Wase (pronounced: Wasay) is a town and Local Government Area (LGA) of Plateau State, Nigeria, situated some 216 km south east of Jos, the Plateau State capital. It shares its name with the nearby Wase River. The population of the LGA was 159,861 people as of 2006, with an urban area of 1750 km².

History
The region of Wase was first inhabited by the Jukuns, centered around the traditional walled town of the same name. At first, Bashar was at it present location. She contained a chiefdom ruled by the Jukun in Mavo and lastly by Tarok in Kadarko this comes after the second crises between Tarok and Fulani. The Local Government Area was predominantly inhabited by Hausa Fulani, Burmawa and Jukun tribes. The minor tribes are the Tarok, and Basherawa. Later on Wase became part of the British Royal Niger Company protectorate (later Northern Nigeria) following the arrival of British troops in 1898. Wase was a part of Plateau Province when it was established in 1926, and then Plateau State upon Nigerian Independence in 1960.

Environment

Around 321 hectares (790 acres) of land around Wase is conserved for wildlife development and serves as a bird sanctuary - local species include the Rossy White Pelican. The protected land includes Wase Rock, a massive dome-shaped inselberg of volcanic origin standing at 350m in height, making it visible from a distance of some 40 km (25 miles).

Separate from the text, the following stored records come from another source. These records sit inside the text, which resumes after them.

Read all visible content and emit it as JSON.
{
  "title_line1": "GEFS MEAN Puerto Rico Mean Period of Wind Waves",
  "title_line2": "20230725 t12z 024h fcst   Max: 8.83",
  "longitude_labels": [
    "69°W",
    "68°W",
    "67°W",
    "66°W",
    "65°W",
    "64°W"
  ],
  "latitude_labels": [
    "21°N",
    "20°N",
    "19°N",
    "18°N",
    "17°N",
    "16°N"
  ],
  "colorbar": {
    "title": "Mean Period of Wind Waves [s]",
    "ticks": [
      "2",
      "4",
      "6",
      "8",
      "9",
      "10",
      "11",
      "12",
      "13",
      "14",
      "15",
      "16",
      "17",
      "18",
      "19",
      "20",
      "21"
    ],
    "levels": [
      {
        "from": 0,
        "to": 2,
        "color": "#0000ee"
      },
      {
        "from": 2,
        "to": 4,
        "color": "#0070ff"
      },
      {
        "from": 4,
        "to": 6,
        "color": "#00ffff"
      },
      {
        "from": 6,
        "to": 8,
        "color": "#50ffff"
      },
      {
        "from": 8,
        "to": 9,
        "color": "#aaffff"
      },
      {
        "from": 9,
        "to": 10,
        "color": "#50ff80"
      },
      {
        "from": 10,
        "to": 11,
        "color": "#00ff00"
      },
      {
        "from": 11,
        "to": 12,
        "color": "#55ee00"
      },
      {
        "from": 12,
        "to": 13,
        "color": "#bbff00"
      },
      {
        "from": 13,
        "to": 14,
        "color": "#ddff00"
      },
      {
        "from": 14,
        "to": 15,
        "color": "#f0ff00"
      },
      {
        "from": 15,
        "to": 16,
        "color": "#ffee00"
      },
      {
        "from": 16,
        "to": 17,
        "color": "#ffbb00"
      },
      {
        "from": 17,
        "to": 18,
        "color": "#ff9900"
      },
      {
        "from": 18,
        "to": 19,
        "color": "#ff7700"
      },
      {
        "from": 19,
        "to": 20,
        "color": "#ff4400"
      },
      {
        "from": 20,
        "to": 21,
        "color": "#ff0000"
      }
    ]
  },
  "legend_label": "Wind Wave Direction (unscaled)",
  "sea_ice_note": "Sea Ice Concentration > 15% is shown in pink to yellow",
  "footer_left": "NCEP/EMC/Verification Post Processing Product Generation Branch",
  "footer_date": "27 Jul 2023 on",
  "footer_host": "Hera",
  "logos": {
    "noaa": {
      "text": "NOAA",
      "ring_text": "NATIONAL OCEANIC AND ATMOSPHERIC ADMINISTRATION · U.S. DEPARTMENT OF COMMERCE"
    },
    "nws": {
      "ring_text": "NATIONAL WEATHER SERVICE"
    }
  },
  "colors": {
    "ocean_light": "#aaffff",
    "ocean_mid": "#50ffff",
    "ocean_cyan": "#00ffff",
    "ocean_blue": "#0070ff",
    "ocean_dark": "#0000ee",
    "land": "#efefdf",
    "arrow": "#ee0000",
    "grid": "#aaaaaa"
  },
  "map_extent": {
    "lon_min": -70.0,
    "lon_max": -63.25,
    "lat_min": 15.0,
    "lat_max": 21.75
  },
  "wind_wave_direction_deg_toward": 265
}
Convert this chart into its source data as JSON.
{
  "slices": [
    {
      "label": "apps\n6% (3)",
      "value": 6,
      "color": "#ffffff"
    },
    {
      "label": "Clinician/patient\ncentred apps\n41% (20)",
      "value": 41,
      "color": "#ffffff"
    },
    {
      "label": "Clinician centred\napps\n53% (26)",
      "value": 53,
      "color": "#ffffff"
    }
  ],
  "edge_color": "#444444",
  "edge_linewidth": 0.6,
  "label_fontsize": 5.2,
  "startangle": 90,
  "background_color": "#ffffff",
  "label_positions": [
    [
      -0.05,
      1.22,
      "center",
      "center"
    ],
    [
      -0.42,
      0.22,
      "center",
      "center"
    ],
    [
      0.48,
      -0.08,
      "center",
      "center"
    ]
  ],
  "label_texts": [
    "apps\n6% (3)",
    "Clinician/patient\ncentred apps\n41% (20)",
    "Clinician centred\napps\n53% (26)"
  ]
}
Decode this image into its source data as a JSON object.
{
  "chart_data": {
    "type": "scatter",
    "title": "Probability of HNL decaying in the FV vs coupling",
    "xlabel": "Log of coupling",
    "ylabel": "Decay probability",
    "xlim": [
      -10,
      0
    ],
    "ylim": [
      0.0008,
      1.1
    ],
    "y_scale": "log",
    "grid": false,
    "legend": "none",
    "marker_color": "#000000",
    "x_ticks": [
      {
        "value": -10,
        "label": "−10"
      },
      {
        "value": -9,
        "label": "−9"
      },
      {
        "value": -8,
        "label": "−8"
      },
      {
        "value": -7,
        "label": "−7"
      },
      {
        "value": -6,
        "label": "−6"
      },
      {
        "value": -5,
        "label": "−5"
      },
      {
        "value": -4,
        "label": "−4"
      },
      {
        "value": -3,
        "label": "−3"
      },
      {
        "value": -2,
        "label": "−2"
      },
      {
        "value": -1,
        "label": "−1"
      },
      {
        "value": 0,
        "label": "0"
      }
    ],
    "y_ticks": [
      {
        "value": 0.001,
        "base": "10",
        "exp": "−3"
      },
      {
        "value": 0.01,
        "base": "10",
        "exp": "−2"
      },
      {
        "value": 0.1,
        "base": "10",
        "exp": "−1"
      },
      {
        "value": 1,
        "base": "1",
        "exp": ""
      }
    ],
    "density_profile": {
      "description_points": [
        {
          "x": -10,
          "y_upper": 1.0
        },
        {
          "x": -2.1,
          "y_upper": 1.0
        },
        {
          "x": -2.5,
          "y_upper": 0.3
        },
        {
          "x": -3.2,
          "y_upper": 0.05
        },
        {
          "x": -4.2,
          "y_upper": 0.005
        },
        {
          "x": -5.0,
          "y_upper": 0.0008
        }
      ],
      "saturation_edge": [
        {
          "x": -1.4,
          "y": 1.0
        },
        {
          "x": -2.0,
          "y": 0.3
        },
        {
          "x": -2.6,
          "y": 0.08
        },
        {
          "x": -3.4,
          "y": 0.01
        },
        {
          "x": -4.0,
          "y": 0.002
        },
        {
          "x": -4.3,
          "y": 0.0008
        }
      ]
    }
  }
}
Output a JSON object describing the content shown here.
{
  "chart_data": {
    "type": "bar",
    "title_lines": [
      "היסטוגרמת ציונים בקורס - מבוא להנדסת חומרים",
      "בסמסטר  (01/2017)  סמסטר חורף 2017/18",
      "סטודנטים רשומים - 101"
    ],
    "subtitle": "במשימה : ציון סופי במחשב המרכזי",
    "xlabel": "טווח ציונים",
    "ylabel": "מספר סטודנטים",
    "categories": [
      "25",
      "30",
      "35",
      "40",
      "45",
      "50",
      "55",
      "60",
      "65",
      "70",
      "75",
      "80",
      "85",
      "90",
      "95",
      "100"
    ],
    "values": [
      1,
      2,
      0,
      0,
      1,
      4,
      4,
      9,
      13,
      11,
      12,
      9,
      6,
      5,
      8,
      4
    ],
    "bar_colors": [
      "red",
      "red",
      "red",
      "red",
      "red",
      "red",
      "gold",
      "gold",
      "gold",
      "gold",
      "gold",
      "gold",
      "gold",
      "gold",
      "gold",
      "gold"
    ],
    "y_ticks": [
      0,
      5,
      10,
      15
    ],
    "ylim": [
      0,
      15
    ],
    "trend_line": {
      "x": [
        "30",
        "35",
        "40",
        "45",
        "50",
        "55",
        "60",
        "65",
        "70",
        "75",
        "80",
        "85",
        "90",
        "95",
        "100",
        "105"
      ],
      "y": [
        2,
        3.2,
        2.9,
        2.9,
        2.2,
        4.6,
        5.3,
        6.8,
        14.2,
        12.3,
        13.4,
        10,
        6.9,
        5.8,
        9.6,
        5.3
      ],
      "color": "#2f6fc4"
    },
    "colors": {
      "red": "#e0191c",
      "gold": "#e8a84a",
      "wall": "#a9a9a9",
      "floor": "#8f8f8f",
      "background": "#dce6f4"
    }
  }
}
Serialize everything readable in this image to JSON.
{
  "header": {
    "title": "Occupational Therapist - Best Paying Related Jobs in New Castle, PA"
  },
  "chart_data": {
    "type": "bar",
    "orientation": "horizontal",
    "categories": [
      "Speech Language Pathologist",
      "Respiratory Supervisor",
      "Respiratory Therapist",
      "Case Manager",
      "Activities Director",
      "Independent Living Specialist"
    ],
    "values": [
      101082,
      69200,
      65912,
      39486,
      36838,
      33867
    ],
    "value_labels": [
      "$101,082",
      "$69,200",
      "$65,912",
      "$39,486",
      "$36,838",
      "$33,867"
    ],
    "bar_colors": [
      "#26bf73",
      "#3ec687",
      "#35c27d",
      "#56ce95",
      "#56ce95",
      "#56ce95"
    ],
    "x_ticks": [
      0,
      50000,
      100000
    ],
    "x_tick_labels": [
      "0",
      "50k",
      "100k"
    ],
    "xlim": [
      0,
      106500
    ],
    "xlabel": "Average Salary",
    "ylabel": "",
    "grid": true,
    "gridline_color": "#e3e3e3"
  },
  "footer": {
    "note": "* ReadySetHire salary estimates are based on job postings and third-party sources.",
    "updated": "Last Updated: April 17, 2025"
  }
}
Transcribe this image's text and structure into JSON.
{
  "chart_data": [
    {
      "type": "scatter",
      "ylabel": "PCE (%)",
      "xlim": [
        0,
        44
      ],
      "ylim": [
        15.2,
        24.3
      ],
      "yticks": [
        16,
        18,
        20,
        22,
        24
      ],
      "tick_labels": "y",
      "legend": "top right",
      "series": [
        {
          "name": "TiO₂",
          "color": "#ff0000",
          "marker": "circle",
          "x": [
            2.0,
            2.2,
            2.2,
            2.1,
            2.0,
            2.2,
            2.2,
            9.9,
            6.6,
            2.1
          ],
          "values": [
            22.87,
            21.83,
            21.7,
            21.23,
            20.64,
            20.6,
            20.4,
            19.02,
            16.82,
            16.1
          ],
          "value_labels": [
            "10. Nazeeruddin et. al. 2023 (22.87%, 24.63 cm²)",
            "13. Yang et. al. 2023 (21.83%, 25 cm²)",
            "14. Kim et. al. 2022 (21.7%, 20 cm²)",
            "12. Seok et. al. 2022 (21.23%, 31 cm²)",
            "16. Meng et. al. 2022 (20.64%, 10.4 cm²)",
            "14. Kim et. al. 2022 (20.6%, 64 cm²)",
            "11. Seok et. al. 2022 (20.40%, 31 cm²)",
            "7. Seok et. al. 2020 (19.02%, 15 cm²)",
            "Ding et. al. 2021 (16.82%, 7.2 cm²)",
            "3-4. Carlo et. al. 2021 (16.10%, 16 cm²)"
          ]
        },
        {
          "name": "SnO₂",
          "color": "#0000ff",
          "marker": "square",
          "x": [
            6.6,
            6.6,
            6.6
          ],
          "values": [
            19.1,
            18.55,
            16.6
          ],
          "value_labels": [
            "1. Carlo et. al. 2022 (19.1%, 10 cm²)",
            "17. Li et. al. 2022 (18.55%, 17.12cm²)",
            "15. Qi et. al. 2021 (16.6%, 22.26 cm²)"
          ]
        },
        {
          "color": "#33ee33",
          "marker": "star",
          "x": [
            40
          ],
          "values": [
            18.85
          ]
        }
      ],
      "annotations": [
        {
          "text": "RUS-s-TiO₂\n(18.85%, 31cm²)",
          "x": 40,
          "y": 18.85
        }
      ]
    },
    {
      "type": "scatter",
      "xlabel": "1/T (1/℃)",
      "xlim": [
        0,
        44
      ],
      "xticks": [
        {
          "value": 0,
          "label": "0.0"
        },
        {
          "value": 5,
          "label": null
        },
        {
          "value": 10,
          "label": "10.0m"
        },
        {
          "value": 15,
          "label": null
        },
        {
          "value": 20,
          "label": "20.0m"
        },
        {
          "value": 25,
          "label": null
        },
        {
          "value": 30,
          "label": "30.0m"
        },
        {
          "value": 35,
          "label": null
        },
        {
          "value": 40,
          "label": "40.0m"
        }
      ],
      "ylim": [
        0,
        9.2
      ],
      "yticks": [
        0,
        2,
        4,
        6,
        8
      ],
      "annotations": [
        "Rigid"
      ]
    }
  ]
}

The region is renowned for its mining activities due to a high concentration of lead, zinc, tin and other minerals. This has attracted considerable interest from Chinese investors who have constructed few local bridges and other infrastructure close to Wase's mining sites, although these services have not always reached the local community.

Population
The 2006 census population of Wase LGA was 159,861. There is a near-equal gender distribution (50.3% male) and a predominantly youthful population - 47.3% are younger than 15, whereas only 2.7% are aged 65 and over. The ethnic groups in Wase are the Hausa/Fulanis, Yankam, Tarok, Jukuns, and Boghoms. The major religions are Islam, Christianity, and the traditional African religion.

Local government council
The main tribal groups in the local council are the Fulani people ruled by an Emir, (Yankam) Basharawa people ruled by the Rekna, who use the Yankham language, and the Tarok ruled by Ponzhi. Emirs are selected by a council of seven kingmakers.
The 13th Emir of Wase was Alhaji (Dr.) Haruna Abdullahi Maikano.  He was nominated three months after the death of his father in September 2001, although this was not confirmed until the following year. 
He was assisted by the Rekna of Bashar, Alh. Adamu Idris, in conducting the affairs of the traditional council, who rule in the absence of the emir.
Haruna Abdullah died in September 2010 at the age of 64.
Alh Dr Muhammadu Sambo Haruna replaced late Dr Haruna Abdullah as the 14th Emir of Wase with effect from 28 October 2010.

Political Division
Administratively, Wase was divided into four districts, namely: Wase, Bashar, Lamba, and Kadarko. Each of these districts is headed by a district head known as the "Hakimi", while the various towns and villages in the districts are headed by a chief known as "Sarki". 
Currently the Rekna of Bashar is the oldest paramount traditional ruler.